The resurrection of the project some 10 years after building stopped — when it was only partially complete — was sparked in part by neighboring Iraq’s ambitious plan for a $17 billion road and rail network to boost trade in the region. Turkey, Qatar and the United Arab Emirates are working on that proposal, with Kuwait being sidestepped.

“It has become clear that if Kuwait doesn’t move forward it will be left behind,” said Kristin Smith Diwan, senior resident scholar at the Arab Gulf States Institute in Washington. “That is already happening.”

Kuwait’s Ruler Suspends Parliament to End Political Deadlock

Kuwait is a key US ally in the Middle East and one of the world’s richest countries thanks to its abundant oil reserves. Yet its development goals have long been blighted by political dysfunction, underscored most recently by the ruling emir suspending parliament.

The revival of the port plan may be a signal that the emir, Sheikh Mishaal Al-Ahmed Al-Sabah, plans to use the suspension to push through projects stalled by disputes between lawmakers and ministers.

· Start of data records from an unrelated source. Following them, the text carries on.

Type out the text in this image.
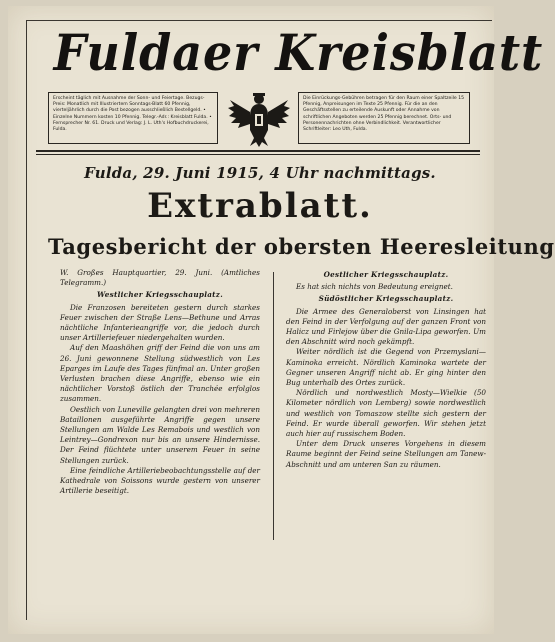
Fuldaer Kreisblatt
Erscheint täglich mit Ausnahme der Sonn- und Feiertage. Bezugs-Preis: Monatlich mit Illustriertem Sonntags-Blatt 60 Pfennig, vierteljährlich durch die Post bezogen ausschließlich Bestellgeld. • Einzelne Nummern kosten 10 Pfennig. Telegr.-Adr.: Kreisblatt Fulda. • Fernsprecher Nr. 61. Druck und Verlag: J. L. Uth's Hofbuchdruckerei, Fulda.
Die Einrückungs-Gebühren betragen für den Raum einer Spaltzeile 15 Pfennig, Anpreisungen im Texte 25 Pfennig. Für die an den Geschäftsstellen zu erteilende Auskunft oder Annahme von schriftlichen Angeboten werden 25 Pfennig berechnet. Orts- und Personennachrichten ohne Verbindlichkeit. Verantwortlicher Schriftleiter: Leo Uth, Fulda.
Fulda, 29. Juni 1915, 4 Uhr nachmittags.
Extrablatt.
Tagesbericht der obersten Heeresleitung

W. Großes Hauptquartier, 29. Juni. (Amtliches Telegramm.)

Westlicher Kriegsschauplatz.

Die Franzosen bereiteten gestern durch starkes Feuer zwischen der Straße Lens—Bethune und Arras nächtliche Infanterieangriffe vor, die jedoch durch unser Artilleriefeuer niedergehalten wurden.

Auf den Maashöhen griff der Feind die von uns am 26. Juni gewonnene Stellung südwestlich von Les Eparges im Laufe des Tages fünfmal an. Unter großen Verlusten brachen diese Angriffe, ebenso wie ein nächtlicher Vorstoß östlich der Tranchée erfolglos zusammen.

Oestlich von Luneville gelangten drei von mehreren Bataillonen ausgeführte Angriffe gegen unsere Stellungen am Walde Les Remabois und westlich von Leintrey—Gondrexon nur bis an unsere Hindernisse. Der Feind flüchtete unter unserem Feuer in seine Stellungen zurück.

Eine feindliche Artilleriebeobachtungsstelle auf der Kathedrale von Soissons wurde gestern von unserer Artillerie beseitigt.

Oestlicher Kriegsschauplatz.

Es hat sich nichts von Bedeutung ereignet.

Südöstlicher Kriegsschauplatz.

Die Armee des Generaloberst von Linsingen hat den Feind in der Verfolgung auf der ganzen Front von Halicz und Firlejow über die Gnila-Lipa geworfen. Um den Abschnitt wird noch gekämpft.

Weiter nördlich ist die Gegend von Przemyslani—Kaminoka erreicht. Nördlich Kaminoka wartete der Gegner unseren Angriff nicht ab. Er ging hinter den Bug unterhalb des Ortes zurück.

Nördlich und nordwestlich Mosty—Wielkie (50 Kilometer nördlich von Lemberg) sowie nordwestlich und westlich von Tomaszow stellte sich gestern der Feind. Er wurde überall geworfen. Wir stehen jetzt auch hier auf russischem Boden.

Unter dem Druck unseres Vorgehens in diesem Raume beginnt der Feind seine Stellungen am Tanew-Abschnitt und am unteren San zu räumen.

On Tuesday, the prime minister said the country is on the verge of a “huge” number of development projects.

There are still plenty of obstacles. The Persian Gulf also has several major ports already, including those in Dubai and Abu Dhabi. And the economies of Syria and Iran — which the port was initially supposed to serve — have been hammered by war and Western sanctions, limiting the benefits of any trade corridor with them.

Mubarak Al-Kabeer also poses direct competition to Iraq’s nearby Faw Port and Baghdad has nullified a maritime agreement that gave Kuwait access through the Khor Abdullah waterway, causing a dispute between the two countries.

“Kuwait is centering its strategic planning on the northern port and city project, which will encourage trade-led development and — it hopes — cement its leadership in the northern Gulf,” Diwan said. “That will be impossible” if the maritime problem with Iraq remains unresolved.